AGI - Sarà impiantato nel corpo di Christian Eriksen un ICD (defibrillatore automatico impiantabile), un dispositivo sottocutaneo necessario per chi subisce un attacco e soffre di disturbi del ritmo cardiaco. Lo ha reso noto la federazione danese in un comunicato.
Il giocatore dell'Inter ha avuto un attacco durante una partita di euro 2020, Danimarca-Finlandia, e si trova attualmente in ospedale dove è stato sottoposto a diversi esami per individuare il problema che ha causato il malore.
La storia che accende una piccola speranza
Tornare in campo con un defibrillatore non è una mission impossibile anche se difficilissimo e fortemente sconsigliato. C'è una storia, quella di Daniel Engelbrecht, che potrebbe far accendere una piccola speranza a Christian Eriksen.
Il 20 luglio del 2013, l'allora 23enne centrocampista degli Stuttgarter Kickers (terza divisione tedesca) crollò in campo nella sfida con l'Erfurt. Come Eriksen fu rianimato d'urgenza sul terreno di gioco e poi portato in ospedale. Si scoprì che soffriva di miocardite, un'infiammazione del muscolo cardiaco.
La sua carriera sembrava finita quel giorno d'estate ma, invece, un anno e mezzo dopo, il 22 novembre del 2014, Engelbrecht è tornato in campo subentrando a un compagno al 76' minuto di una partita contro il Ravensburg, in un match valevole per la coppa di Germania.
Il 24enne è stato il primo calciatore professionista tedesco a giocare una partita con un defibrillatore cardiaco.
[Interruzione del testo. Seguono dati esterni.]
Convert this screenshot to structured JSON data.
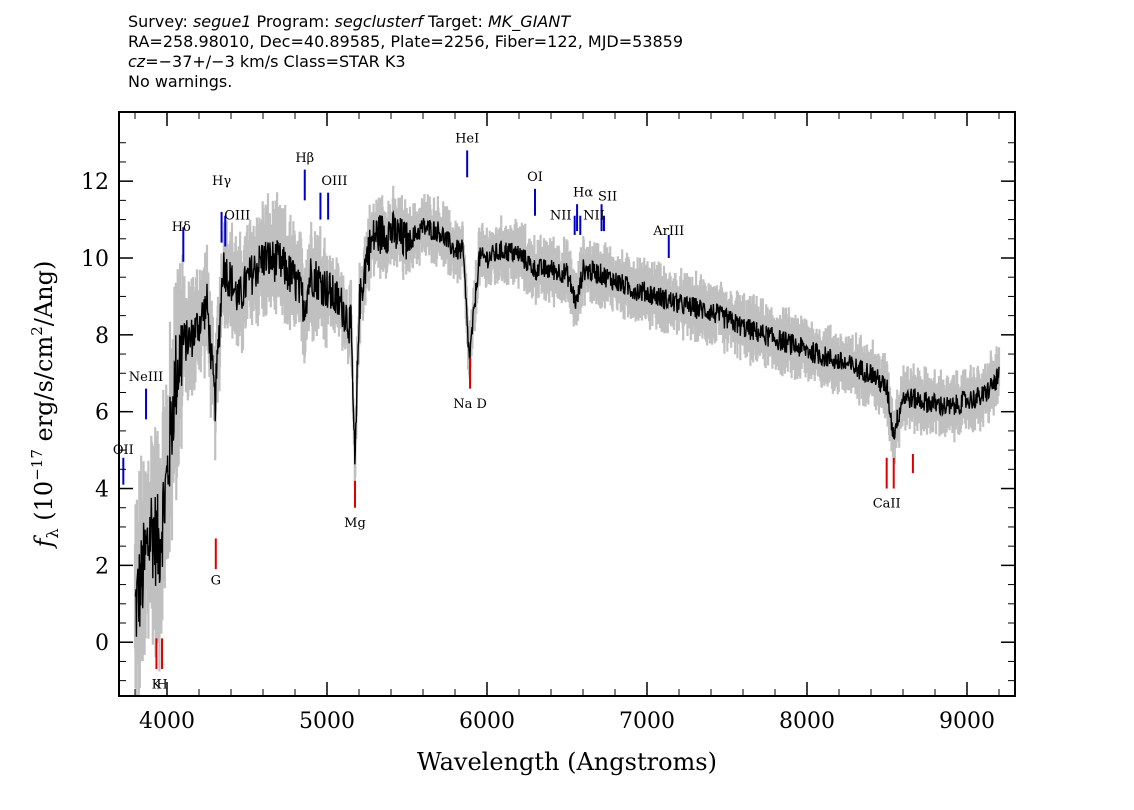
{
  "header": {
    "line1": {
      "survey_label": "Survey: ",
      "survey": "segue1",
      "program_label": " Program: ",
      "program": "segclusterf",
      "target_label": " Target: ",
      "target": "MK_GIANT"
    },
    "line2": "RA=258.98010, Dec=40.89585, Plate=2256, Fiber=122, MJD=53859",
    "line3": {
      "cz": "cz",
      "cz_value": "=−37+/−3",
      "cz_unit": " km/s Class=STAR K3"
    },
    "line4": "No warnings."
  },
  "chart_data": {
    "type": "line",
    "xlabel": "Wavelength (Angstroms)",
    "ylabel_prefix": "f",
    "ylabel_sub": "λ",
    "ylabel_open": " (10",
    "ylabel_exp": "−17",
    "ylabel_units": " erg/s/cm",
    "ylabel_exp2": "2",
    "ylabel_close": "/Ang)",
    "xlim": [
      3700,
      9300
    ],
    "ylim": [
      -1.4,
      13.8
    ],
    "xticks": [
      4000,
      5000,
      6000,
      7000,
      8000,
      9000
    ],
    "xtick_labels": [
      "4000",
      "5000",
      "6000",
      "7000",
      "8000",
      "9000"
    ],
    "yticks": [
      0,
      2,
      4,
      6,
      8,
      10,
      12
    ],
    "ytick_labels": [
      "0",
      "2",
      "4",
      "6",
      "8",
      "10",
      "12"
    ],
    "colors": {
      "flux": "#000000",
      "error": "#c0c0c0",
      "emission": "#0000cc",
      "absorption": "#dd0000"
    },
    "spectrum_envelope": {
      "x": [
        3800,
        3850,
        3900,
        3950,
        4000,
        4050,
        4100,
        4150,
        4200,
        4250,
        4300,
        4350,
        4400,
        4450,
        4500,
        4600,
        4700,
        4800,
        4860,
        4900,
        5000,
        5100,
        5150,
        5175,
        5200,
        5250,
        5300,
        5400,
        5500,
        5600,
        5700,
        5800,
        5850,
        5890,
        5950,
        6000,
        6100,
        6200,
        6300,
        6400,
        6500,
        6560,
        6600,
        6700,
        6800,
        6900,
        7000,
        7200,
        7400,
        7600,
        7800,
        8000,
        8200,
        8400,
        8500,
        8540,
        8600,
        8700,
        8800,
        8900,
        9000,
        9100,
        9200
      ],
      "y": [
        0.8,
        1.8,
        3.0,
        2.5,
        4.2,
        6.8,
        7.8,
        7.9,
        8.3,
        8.8,
        6.2,
        9.8,
        9.4,
        8.9,
        9.4,
        10.0,
        9.9,
        9.4,
        8.8,
        9.6,
        9.2,
        8.7,
        8.2,
        4.4,
        8.7,
        10.1,
        10.6,
        10.7,
        10.4,
        10.8,
        10.7,
        10.2,
        10.2,
        7.3,
        10.0,
        10.0,
        10.2,
        10.1,
        9.7,
        9.7,
        9.6,
        8.8,
        9.7,
        9.6,
        9.4,
        9.2,
        9.1,
        8.8,
        8.6,
        8.2,
        7.9,
        7.6,
        7.3,
        7.0,
        6.6,
        5.4,
        6.4,
        6.3,
        6.2,
        6.1,
        6.3,
        6.4,
        6.9
      ]
    },
    "emission_lines": [
      {
        "label": "Hγ",
        "x": 4341,
        "y1": 10.4,
        "y2": 11.2,
        "label_y": 11.9
      },
      {
        "label": "OIII",
        "x": 4364,
        "y1": 10.3,
        "y2": 11.1,
        "label_y": 11.0,
        "dx": 12
      },
      {
        "label": "Hδ",
        "x": 4102,
        "y1": 9.9,
        "y2": 10.8,
        "label_y": 10.7,
        "dx": -2
      },
      {
        "label": "Hβ",
        "x": 4861,
        "y1": 11.5,
        "y2": 12.3,
        "label_y": 12.5
      },
      {
        "label": "OIII",
        "x": 4959,
        "y1": 11.0,
        "y2": 11.7,
        "label_y": 11.9,
        "dx": 14
      },
      {
        "label": "OIII",
        "x": 5007,
        "y1": 11.0,
        "y2": 11.7,
        "label_y": -99
      },
      {
        "label": "HeI",
        "x": 5876,
        "y1": 12.1,
        "y2": 12.8,
        "label_y": 13.0
      },
      {
        "label": "OI",
        "x": 6300,
        "y1": 11.1,
        "y2": 11.8,
        "label_y": 12.0
      },
      {
        "label": "NII",
        "x": 6548,
        "y1": 10.6,
        "y2": 11.1,
        "label_y": 11.0,
        "dx": -14
      },
      {
        "label": "Hα",
        "x": 6563,
        "y1": 10.7,
        "y2": 11.4,
        "label_y": 11.6,
        "dx": 6
      },
      {
        "label": "NII",
        "x": 6583,
        "y1": 10.6,
        "y2": 11.1,
        "label_y": -99
      },
      {
        "label": "SII",
        "x": 6716,
        "y1": 10.7,
        "y2": 11.4,
        "label_y": 11.5,
        "dx": 6
      },
      {
        "label": "NII",
        "x": 6731,
        "y1": 10.7,
        "y2": 11.1,
        "label_y": 11.0,
        "dx": -10
      },
      {
        "label": "ArIII",
        "x": 7136,
        "y1": 10.0,
        "y2": 10.6,
        "label_y": 10.6
      },
      {
        "label": "NeIII",
        "x": 3869,
        "y1": 5.8,
        "y2": 6.6,
        "label_y": 6.8
      },
      {
        "label": "OII",
        "x": 3727,
        "y1": 4.1,
        "y2": 4.8,
        "label_y": 4.9
      }
    ],
    "absorption_lines": [
      {
        "label": "K",
        "x": 3934,
        "y1": -0.7,
        "y2": 0.1,
        "label_y": -1.2
      },
      {
        "label": "H",
        "x": 3969,
        "y1": -0.7,
        "y2": 0.1,
        "label_y": -1.2
      },
      {
        "label": "G",
        "x": 4305,
        "y1": 1.9,
        "y2": 2.7,
        "label_y": 1.5
      },
      {
        "label": "Mg",
        "x": 5175,
        "y1": 3.5,
        "y2": 4.2,
        "label_y": 3.0
      },
      {
        "label": "Na D",
        "x": 5894,
        "y1": 6.6,
        "y2": 7.4,
        "label_y": 6.1
      },
      {
        "label": "CaII",
        "x": 8498,
        "y1": 4.0,
        "y2": 4.8,
        "label_y": 3.5
      },
      {
        "label": "CaII",
        "x": 8542,
        "y1": 4.0,
        "y2": 4.8,
        "label_y": -99
      },
      {
        "label": "CaII",
        "x": 8662,
        "y1": 4.4,
        "y2": 4.9,
        "label_y": -99
      }
    ]
  }
}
Il piccolo dispositivo, che viene inserito appena sotto la pelle del torace, ha monitorato i suoi ritmi cardiaci e, in caso di necessità, è stato in grado di somministrare scariche elettriche per evitare qualsiasi problema.
Subito dopo il match, Engelbrecht ha raccontato le sue sensazioni al giornale tedesco Suddeutsche Zeitung, spiegando come aveva compreso che "la paura non se ne sarebbe mai andata" ma che, allo stesso tempo, "poter essere in campo in un'altra partita, insieme a giocatori professionisti, è stato indescrivibile".
Il Guardian, nel raccontare la sua storia, ha ricordato come la maggior parte dei medici aveva sconsigliato a Engelbrecht di tornare a praticare sport a livello agonistico ma il giovane ha ribadito che "ascoltarli non è mai stata un'opzione seria per me. Non mi sarei mai perdonato il fatto di non averci comunque provato. Mi sono posto questo obiettivo e ho dato tutto per arrivarci". Comprese quattro operazioni al cuore.
Engelbracht però ha fatto di più: il 6 dicembre del 2014, ha segnato il gol della vittoria contro l'SV Wehen Wiesbaden al 91', diventando così il primo calciatore professionista a segnare un gol con in corpo un defibrillatore. Dopo aver scagliato la palla in rete ha mostrato una scritta su una canottiera indossata sotto la maglia, il suo messaggio per tutti quelli che restavano impegnati a combattere battaglie imporatnti per la loro vita. "Nulla è impossibile".
Una bella soddisfazione per chi è stato costretto, nell'anno successivo al malore, "a vivere come un ottantenne" tra stress, ansia, attacchi di panico e medicine. "Non riuscivo neanche a dormire la notte", ha raccontato ancora al quotidiano tedesco.
Engelbrecht, nei primi tempi, ha giocato solo spezzoni di venti minuti per non affaticare troppo il cuore e lo strumento che lo monitora. I dati raccolti dalle sue attività sono stati analizzati e studiati da un equipe medica per capire reazioni e stimoli. Nel corso degli ultimi di carriera, si ritirerà nel 2018 dopo un altro piccolo crollo in allenamento, il giovane calciatore tedesco ha raccontato di essere stato "salvato" dal defibrillatore ben tre volte.
Il caso di Engelbrecht non è l'unico. L'ex difensore belga Anthony Van Loo, ad esempio, ha continuato la sua carriera nel Roeselare dopo essere stato dotato di un defibrillatore nel 2008. Nel 2009, mentre giocava una partita è svenuto a causa di un'aritmia cardiaca, ma il suo defibrillatore è stato in grado di riportare il suo cuore a un ritmo normale. Si è ritirato anche lui nel 2018, a 32 anni, dopo un altro incidente simile.
Insomma, la strada che aspetta Eriksen sarà lunga e faticosa ma poterlo vedere in campo, anche solo per un saluto e un lungo applauso potrebbe non essere un'ipotesi da scartare a priori anche se, al momento, molto meno probabile del ritiro.